Découvert, crédit conso, surendettement... « Une crise assez dure se profile pour les Français »

Ouvrir ou fermer le robinet, les banques face à un choix

Confrontés à une hausse du risque qu'ils ont à prêter de l'argent, les établissements bancaires ont donc un choix à faire : « maintenir ou non l'accessibilité du crédit », analyse Sergio Monteiro.

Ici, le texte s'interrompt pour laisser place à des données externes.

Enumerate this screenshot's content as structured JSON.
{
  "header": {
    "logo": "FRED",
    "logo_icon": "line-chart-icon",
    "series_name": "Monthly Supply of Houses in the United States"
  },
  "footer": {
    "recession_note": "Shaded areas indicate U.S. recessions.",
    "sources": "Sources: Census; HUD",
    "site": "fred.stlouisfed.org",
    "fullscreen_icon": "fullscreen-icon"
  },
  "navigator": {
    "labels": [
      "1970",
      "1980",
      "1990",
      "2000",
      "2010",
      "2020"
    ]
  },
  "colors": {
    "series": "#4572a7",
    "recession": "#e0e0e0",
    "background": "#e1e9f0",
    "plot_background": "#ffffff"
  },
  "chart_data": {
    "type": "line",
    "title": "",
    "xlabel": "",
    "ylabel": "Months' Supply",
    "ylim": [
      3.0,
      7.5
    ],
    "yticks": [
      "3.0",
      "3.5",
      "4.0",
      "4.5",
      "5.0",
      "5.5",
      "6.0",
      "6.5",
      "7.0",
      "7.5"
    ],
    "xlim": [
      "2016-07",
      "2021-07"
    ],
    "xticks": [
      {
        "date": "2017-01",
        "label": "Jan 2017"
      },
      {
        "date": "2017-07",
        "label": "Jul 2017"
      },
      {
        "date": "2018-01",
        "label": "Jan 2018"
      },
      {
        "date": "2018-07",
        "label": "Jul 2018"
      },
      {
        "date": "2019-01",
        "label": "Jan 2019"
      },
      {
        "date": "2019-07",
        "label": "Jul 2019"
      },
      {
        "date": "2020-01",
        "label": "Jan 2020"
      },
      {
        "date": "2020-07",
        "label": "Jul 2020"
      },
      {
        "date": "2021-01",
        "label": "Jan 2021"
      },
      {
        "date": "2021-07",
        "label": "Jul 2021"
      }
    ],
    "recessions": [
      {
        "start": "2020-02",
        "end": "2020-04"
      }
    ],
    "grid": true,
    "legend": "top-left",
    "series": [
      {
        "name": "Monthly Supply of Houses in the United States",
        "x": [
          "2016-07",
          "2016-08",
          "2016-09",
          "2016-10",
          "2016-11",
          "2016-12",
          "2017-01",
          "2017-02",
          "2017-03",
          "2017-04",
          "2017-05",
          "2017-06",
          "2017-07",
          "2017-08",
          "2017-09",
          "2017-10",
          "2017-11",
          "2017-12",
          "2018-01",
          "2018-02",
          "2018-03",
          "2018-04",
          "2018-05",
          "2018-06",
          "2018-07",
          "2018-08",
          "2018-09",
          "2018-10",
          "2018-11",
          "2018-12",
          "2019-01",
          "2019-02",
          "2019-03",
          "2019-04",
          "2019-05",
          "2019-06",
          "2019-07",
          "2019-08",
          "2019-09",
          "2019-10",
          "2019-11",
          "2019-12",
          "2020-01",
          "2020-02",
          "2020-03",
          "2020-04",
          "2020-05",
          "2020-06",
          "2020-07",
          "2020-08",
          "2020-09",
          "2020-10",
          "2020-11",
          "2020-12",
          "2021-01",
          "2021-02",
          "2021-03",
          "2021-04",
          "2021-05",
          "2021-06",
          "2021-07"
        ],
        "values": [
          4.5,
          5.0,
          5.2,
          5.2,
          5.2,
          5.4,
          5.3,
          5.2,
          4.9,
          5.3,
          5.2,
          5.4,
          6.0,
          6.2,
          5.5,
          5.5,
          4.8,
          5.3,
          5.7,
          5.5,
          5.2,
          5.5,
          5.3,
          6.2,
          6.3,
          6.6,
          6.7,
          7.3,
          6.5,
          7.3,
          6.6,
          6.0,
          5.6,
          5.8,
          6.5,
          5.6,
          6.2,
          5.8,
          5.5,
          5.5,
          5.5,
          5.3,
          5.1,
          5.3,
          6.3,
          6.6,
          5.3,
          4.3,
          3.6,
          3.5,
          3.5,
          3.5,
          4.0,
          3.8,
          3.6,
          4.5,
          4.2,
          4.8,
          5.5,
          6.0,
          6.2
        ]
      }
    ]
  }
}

Pour continuer à prêter sans risquer de faire glisser leurs clients vers le malendettement, elle dispose d'une variable d'ajustement : l'augmentation des durées de remboursement. Avec une inflation à 6%, tout coûte plus cher, et les ménages doivent emprunter plus pour accéder au bien convoité. Pour limiter le poids de la mensualité sur leurs budgets, déjà sous pression, les banques peuvent leur accorder plus de temps pour rembourser. Le problème, c'est que cette solution a déjà été largement utilisée au cours des derniers mois. « Les prêts personnels remboursables sur 84 mois sont devenus fréquents aujourd'hui, alors que la norme il y a quelques années était 60 ou 72 mois maximum », constate le porte-parole de Checkmoncredit.fr. En clair, les banques n'ont plus beaucoup de marge dans le domaine.

« Nous entrons en territoire inconnu »

L'autre levier, pour limiter les risques de défauts de remboursement, consiste à durcir les conditions d'octroi. Autrement dit, de restreindre l'accès au crédit des ménages les plus fragilisés. C'est le chemin que prennent certains établissements de crédits. Un d'entre eux, parmi les plus connus, a récemment prévenu ses partenaires commerciaux qu'il allait être plus exigeant sur les garanties apportées par les emprunteurs, anticipant une baisse de sa production de nouveaux crédits de l'ordre de 10%.

Cet exemple annonce-t-il un mouvement plus général ? Difficile à dire aujourd'hui. « Dans un contexte macroéconomique de plus en plus incertain, nous entrons en territoire inconnu », conclut Sergio Monteiro.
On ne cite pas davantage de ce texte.